Living by the Gulf of Mexico, I have access to wonderful detritus that is cast off on the shore. I do indeed regularly comb the beaches, collecting what is offered up, sorting the materials, playing with them and their satisfying forms. Here is a sample of new collage pieces that have come together this winter.
The first few all relate to reaching up, a rising energy—to what some are calling an ascension process. I don’t plan it this way; I follow the materials and put them together as it feels right, allowing the composition to emerge. Later, I see how the same theme repeats itself in different pieces, showing up in myriad forms and variations.
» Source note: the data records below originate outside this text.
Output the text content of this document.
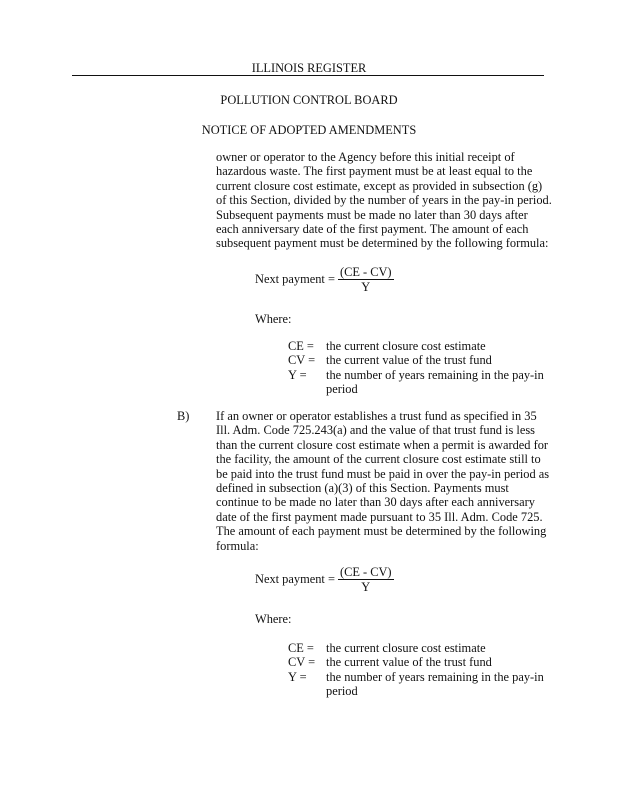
ILLINOIS REGISTER
POLLUTION CONTROL BOARD
NOTICE OF ADOPTED AMENDMENTS
owner or operator to the Agency before this initial receipt of
hazardous waste. The first payment must be at least equal to the
current closure cost estimate, except as provided in subsection (g)
of this Section, divided by the number of years in the pay-in period.
Subsequent payments must be made no later than 30 days after
each anniversary date of the first payment. The amount of each
subsequent payment must be determined by the following formula:
Next payment = $\frac{(CE - CV)}{Y}$
Where:
CE = the current closure cost estimate
CV = the current value of the trust fund
Y =	the number of years remaining in the pay-in period
B) If an owner or operator establishes a trust fund as specified in 35
Ill. Adm. Code 725.243(a) and the value of that trust fund is less
than the current closure cost estimate when a permit is awarded for
the facility, the amount of the current closure cost estimate still to
be paid into the trust fund must be paid in over the pay-in period as
defined in subsection (a)(3) of this Section. Payments must
continue to be made no later than 30 days after each anniversary
date of the first payment made pursuant to 35 Ill. Adm. Code 725.
The amount of each payment must be determined by the following
formula:
Next payment = $\frac{(CE - CV)}{Y}$
Where:
CE = the current closure cost estimate
CV = the current value of the trust fund
Y =	the number of years remaining in the pay-in period
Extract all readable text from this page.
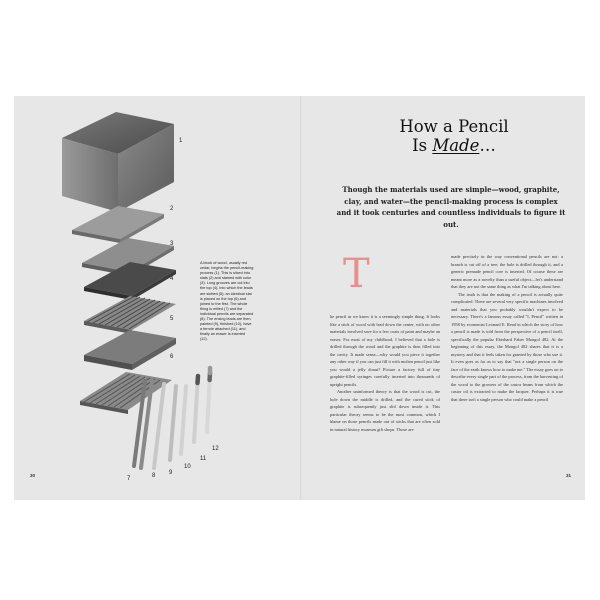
1
2
3
4
5
6
7	8 9
10
11
12
A block of wood, usually red cedar, begins the pencil-making process (1). This is sliced into slats (2) and stained with color (3). Long grooves are cut into the top (4), into which the leads are slotted (5); an identical slat is placed on the top (6) and joined to the first. The whole thing is milled (7) and the individual pencils are separated (8). The ensing leads are then painted (9), finished (10), have a ferrule attached (11), and finally an eraser is inserted (12).
30
How a Pencil
Is Made…
Though the materials used are simple—wood, graphite, clay, and water—the pencil-making process is complex and it took centuries and countless individuals to figure it out.
T

he pencil as we know it is a seemingly simple thing. It looks like a stick of wood with lead down the center, with no other materials involved save for a few coats of paint and maybe an eraser. For most of my childhood, I believed that a hole is drilled through the wood and the graphite is then filled into the cavity. It made sense—why would you piece it together any other way if you can just fill it with molten pencil just like you would a jelly donut? Picture a factory full of tiny graphite-filled syringes carefully inserted into thousands of upright pencils.

Another uninformed theory is that the wood is cut, the hole down the middle is drilled, and the cured stick of graphite is subsequently just slid down inside it. This particular theory seems to be the most common, which I blame on those pencils made out of sticks that are often sold in natural history museum gift shops. Those are

made precisely in the way conventional pencils are not: a branch is cut off of a tree, the hole is drilled through it, and a generic premade pencil core is inserted. Of course these are meant more as a novelty than a useful object—let's understand that they are not the same thing as what I'm talking about here.

The truth is that the making of a pencil is actually quite complicated. There are several very specific machines involved and materials that you probably wouldn't expect to be necessary. There's a famous essay called "I, Pencil" written in 1958 by economist Leonard E. Read in which the story of how a pencil is made is told from the perspective of a pencil itself, specifically the popular Eberhard Faber Mongol 482. At the beginning of this essay, the Mongol 482 shares that it is a mystery and that it feels taken for granted by those who use it. It even goes as far as to say that "not a single person on the face of the earth knows how to make me." The essay goes on to describe every single part of the process, from the harvesting of the wood to the growers of the castor beans from which the castor oil is extracted to make the lacquer. Perhaps it is true that there isn't a single person who could make a pencil

31
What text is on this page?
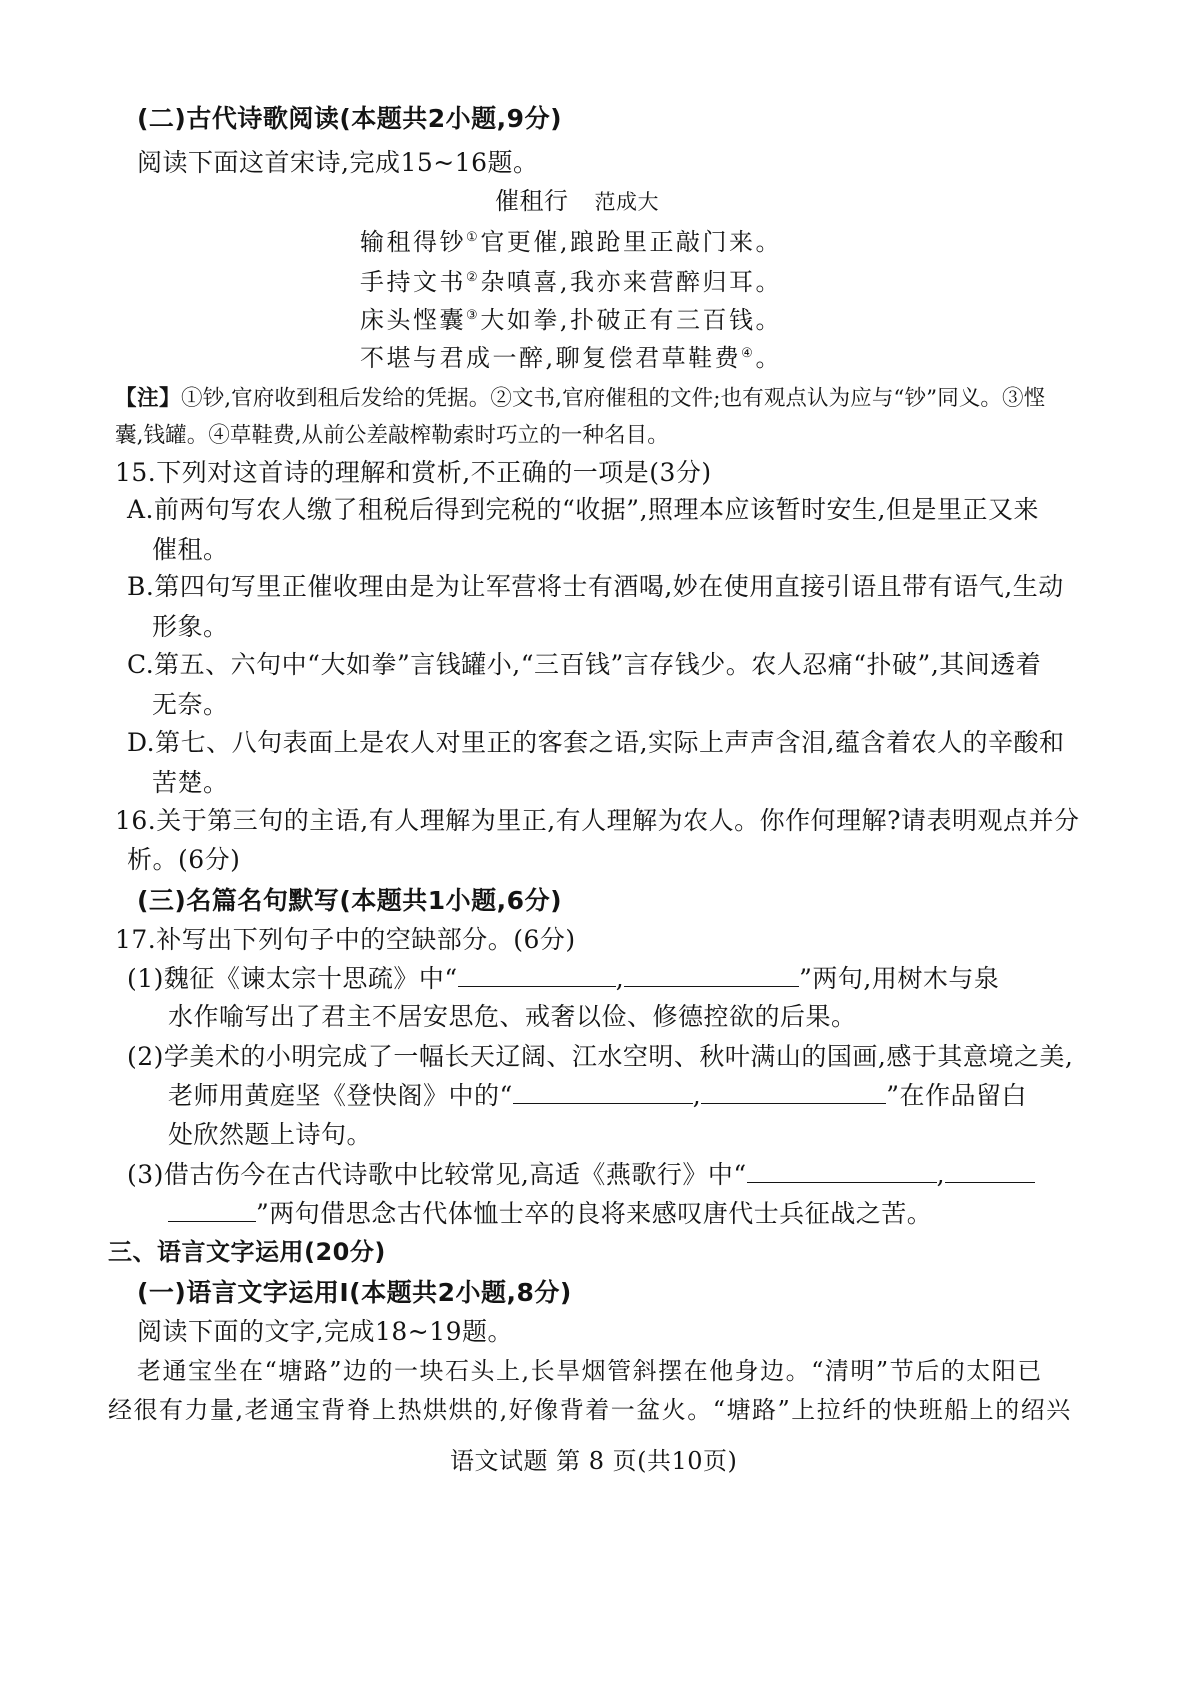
(二)古代诗歌阅读(本题共2小题,9分)
阅读下面这首宋诗,完成15~16题。
催租行 范成大
输租得钞①官更催,踉跄里正敲门来。
手持文书②杂嗔喜,我亦来营醉归耳。
床头悭囊③大如拳,扑破正有三百钱。
不堪与君成一醉,聊复偿君草鞋费④。
【注】①钞,官府收到租后发给的凭据。②文书,官府催租的文件;也有观点认为应与“钞”同义。③悭
囊,钱罐。④草鞋费,从前公差敲榨勒索时巧立的一种名目。
15.下列对这首诗的理解和赏析,不正确的一项是(3分)
A.前两句写农人缴了租税后得到完税的“收据”,照理本应该暂时安生,但是里正又来
催租。
B.第四句写里正催收理由是为让军营将士有酒喝,妙在使用直接引语且带有语气,生动
形象。
C.第五、六句中“大如拳”言钱罐小,“三百钱”言存钱少。农人忍痛“扑破”,其间透着
无奈。
D.第七、八句表面上是农人对里正的客套之语,实际上声声含泪,蕴含着农人的辛酸和
苦楚。
16.关于第三句的主语,有人理解为里正,有人理解为农人。你作何理解?请表明观点并分
析。(6分)
(三)名篇名句默写(本题共1小题,6分)
17.补写出下列句子中的空缺部分。(6分)
(1)魏征《谏太宗十思疏》中“	,	”两句,用树木与泉
水作喻写出了君主不居安思危、戒奢以俭、修德控欲的后果。
(2)学美术的小明完成了一幅长天辽阔、江水空明、秋叶满山的国画,感于其意境之美,
老师用黄庭坚《登快阁》中的“	,	”在作品留白
处欣然题上诗句。
(3)借古伤今在古代诗歌中比较常见,高适《燕歌行》中“	,
”两句借思念古代体恤士卒的良将来感叹唐代士兵征战之苦。
三、语言文字运用(20分)
(一)语言文字运用Ⅰ(本题共2小题,8分)
阅读下面的文字,完成18~19题。
老通宝坐在“塘路”边的一块石头上,长旱烟管斜摆在他身边。“清明”节后的太阳已
经很有力量,老通宝背脊上热烘烘的,好像背着一盆火。“塘路”上拉纤的快班船上的绍兴
语文试题 第 8 页(共10页)
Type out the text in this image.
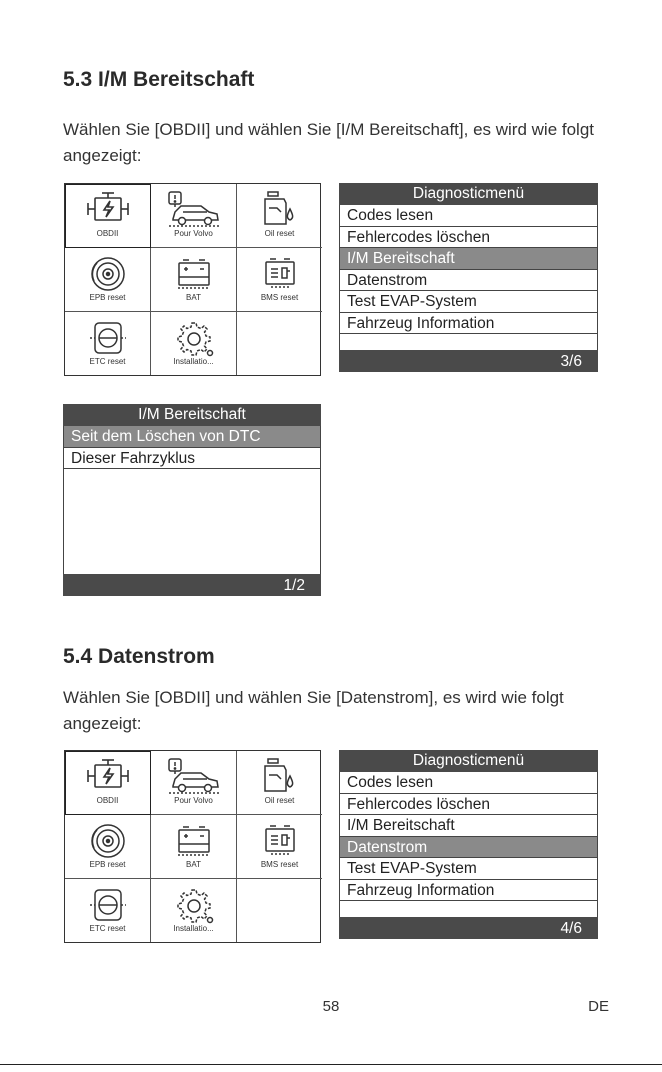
5.3 I/M Bereitschaft

Wählen Sie [OBDII] und wählen Sie [I/M Bereitschaft], es wird wie folgt angezeigt:

OBDII	Pour Volvo	Oil reset
EPB reset	BAT	BMS reset
ETC reset	Installatio...
Diagnosticmenü
Codes lesen
Fehlercodes löschen
I/M Bereitschaft
Datenstrom
Test EVAP-System
Fahrzeug Information
3/6
I/M Bereitschaft
Seit dem Löschen von DTC
Dieser Fahrzyklus
1/2
5.4 Datenstrom

Wählen Sie [OBDII] und wählen Sie [Datenstrom], es wird wie folgt angezeigt:

OBDII	Pour Volvo	Oil reset
EPB reset	BAT	BMS reset
ETC reset	Installatio...
Diagnosticmenü
Codes lesen
Fehlercodes löschen
I/M Bereitschaft
Datenstrom
Test EVAP-System
Fahrzeug Information
4/6
58	DE
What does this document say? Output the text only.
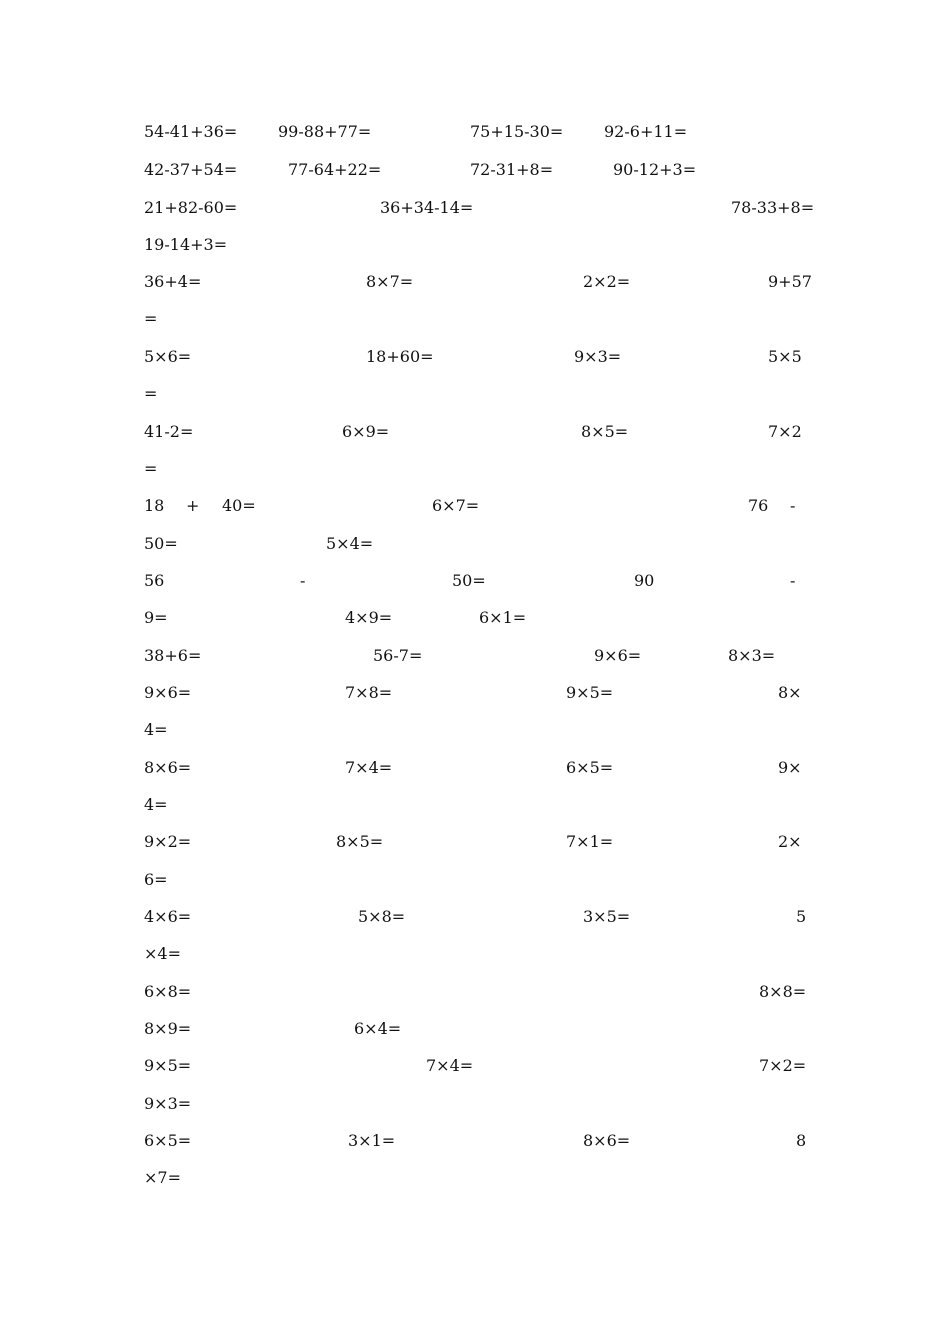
54-41+36=	99-88+77=	75+15-30=	92-6+11=
42-37+54=	77-64+22=	72-31+8=	90-12+3=
21+82-60=	36+34-14=	78-33+8=
19-14+3=
36+4=	8×7=	2×2=	9+57
=
5×6=	18+60=	9×3=	5×5
=
41-2=	6×9=	8×5=	7×2
=
18 + 40=	6×7=	76 -
50=	5×4=
56	-	50=	90	-
9=	4×9=	6×1=
38+6=	56-7=	9×6=	8×3=
9×6=	7×8=	9×5=	8×
4=
8×6=	7×4=	6×5=	9×
4=
9×2=	8×5=	7×1=	2×
6=
4×6=	5×8=	3×5=	5
×4=
6×8=	8×8=
8×9=	6×4=
9×5=	7×4=	7×2=
9×3=
6×5=	3×1=	8×6=	8
×7=
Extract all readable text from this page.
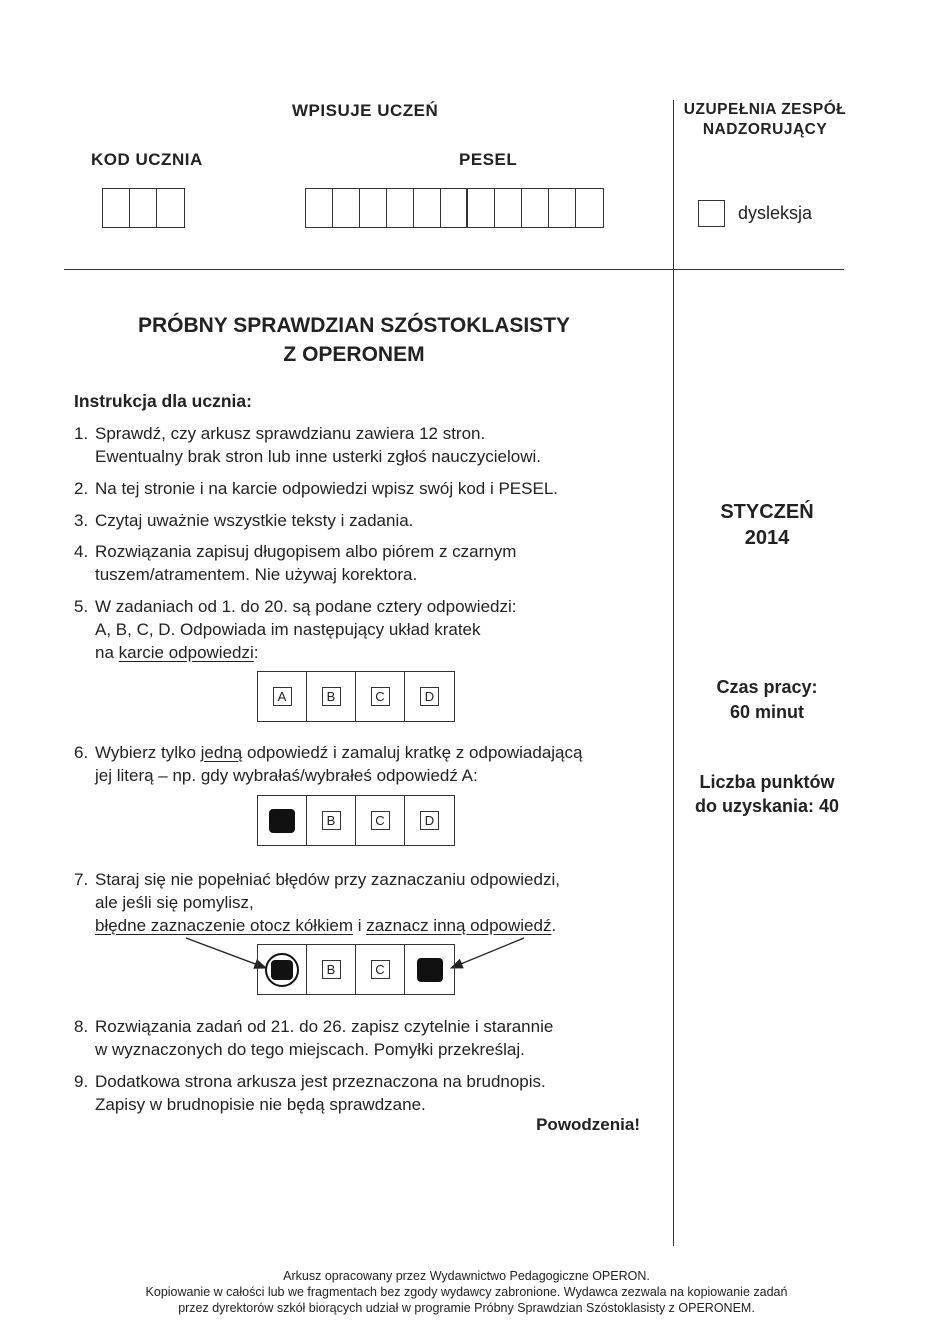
WPISUJE UCZEŃ
KOD UCZNIA	PESEL
UZUPEŁNIA ZESPÓŁ
NADZORUJĄCY
dysleksja
PRÓBNY SPRAWDZIAN SZÓSTOKLASISTY
Z OPERONEM
Instrukcja dla ucznia:
1. Sprawdź, czy arkusz sprawdzianu zawiera 12 stron.
Ewentualny brak stron lub inne usterki zgłoś nauczycielowi.
2. Na tej stronie i na karcie odpowiedzi wpisz swój kod i PESEL.
3. Czytaj uważnie wszystkie teksty i zadania.
4. Rozwiązania zapisuj długopisem albo piórem z czarnym
tuszem/atramentem. Nie używaj korektora.
5. W zadaniach od 1. do 20. są podane cztery odpowiedzi:
A, B, C, D. Odpowiada im następujący układ kratek
na karcie odpowiedzi:
A	B	C	D
6. Wybierz tylko jedną odpowiedź i zamaluj kratkę z odpowiadającą
jej literą – np. gdy wybrałaś/wybrałeś odpowiedź A:
B	C	D
7. Staraj się nie popełniać błędów przy zaznaczaniu odpowiedzi,
ale jeśli się pomylisz,
błędne zaznaczenie otocz kółkiem i zaznacz inną odpowiedź.
B	C
8. Rozwiązania zadań od 21. do 26. zapisz czytelnie i starannie
w wyznaczonych do tego miejscach. Pomyłki przekreślaj.
9. Dodatkowa strona arkusza jest przeznaczona na brudnopis.
Zapisy w brudnopisie nie będą sprawdzane.
Powodzenia!
STYCZEŃ
2014
Czas pracy:
60 minut
Liczba punktów
do uzyskania: 40
Arkusz opracowany przez Wydawnictwo Pedagogiczne OPERON.
Kopiowanie w całości lub we fragmentach bez zgody wydawcy zabronione. Wydawca zezwala na kopiowanie zadań
przez dyrektorów szkół biorących udział w programie Próbny Sprawdzian Szóstoklasisty z OPERONEM.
The sense of moving upward has been quite persistent.
Handmade paper, jingle shell, broken clam shells, fish vertebrae bones.
10” x12” framed
We long to be one with the beauty of the moon; we are hungry for its wholeness, its light and beauty.
Cloth, bony exoskeleton of the honeycomb cowfish, paint.
6.75” x 8.5” framed
Embodying perfect form, sacred geometry, I sit in perfect repose, like the lotus on its peaceful leaf. I am rising from my open container, opening out, and spreading seeds for the future.
Ladyfish(?) tails, whelk egg case sections, jingle shell, printed paper.
10” x 12”
Longing, longing for what shines above. Moving toward, rising up.
A mollusk’s egg casing is something quite astonishing. Whelks and conchs (see below) mate during spring and fall migrations, and the eggs are fertilized internally. The female surrounds them in a gel-like mass of albumin and lays them in a series of are joined-together protective “capsules.” A single capsule may contain as many as 100 eggs. The ones that whelks make form a long, snake-like chain–up to 150 capsules attached together. It’s a striking form that is sometimes known as a "Mermaid's Necklace." The mollusk attaches one end of the egg case onto a substrate in the sand, providing an anchor for the developing babies. When they have matured, they come out of the casing in their tiny (2-4mm) shells. Most, of course, do not make it. The egg cases themselves often get loose from their moorings and come ashore, but the whelks cannot survive out of the water.
www.youtube.com/watch?v=rJDdOD7IJzU
video showing knobbed whelk egg case up close.
www.youtube.com/watch?v=SZveJPKqFuU
video showing a lightening whelk laying eggs.
Printed paper, (painted) sections of Florida horse conch egg casing, fossilized sting ray spines, painted shell pieces.
5” x 7”
Through the pain of human suffering, she brings forth the aura of true compassion.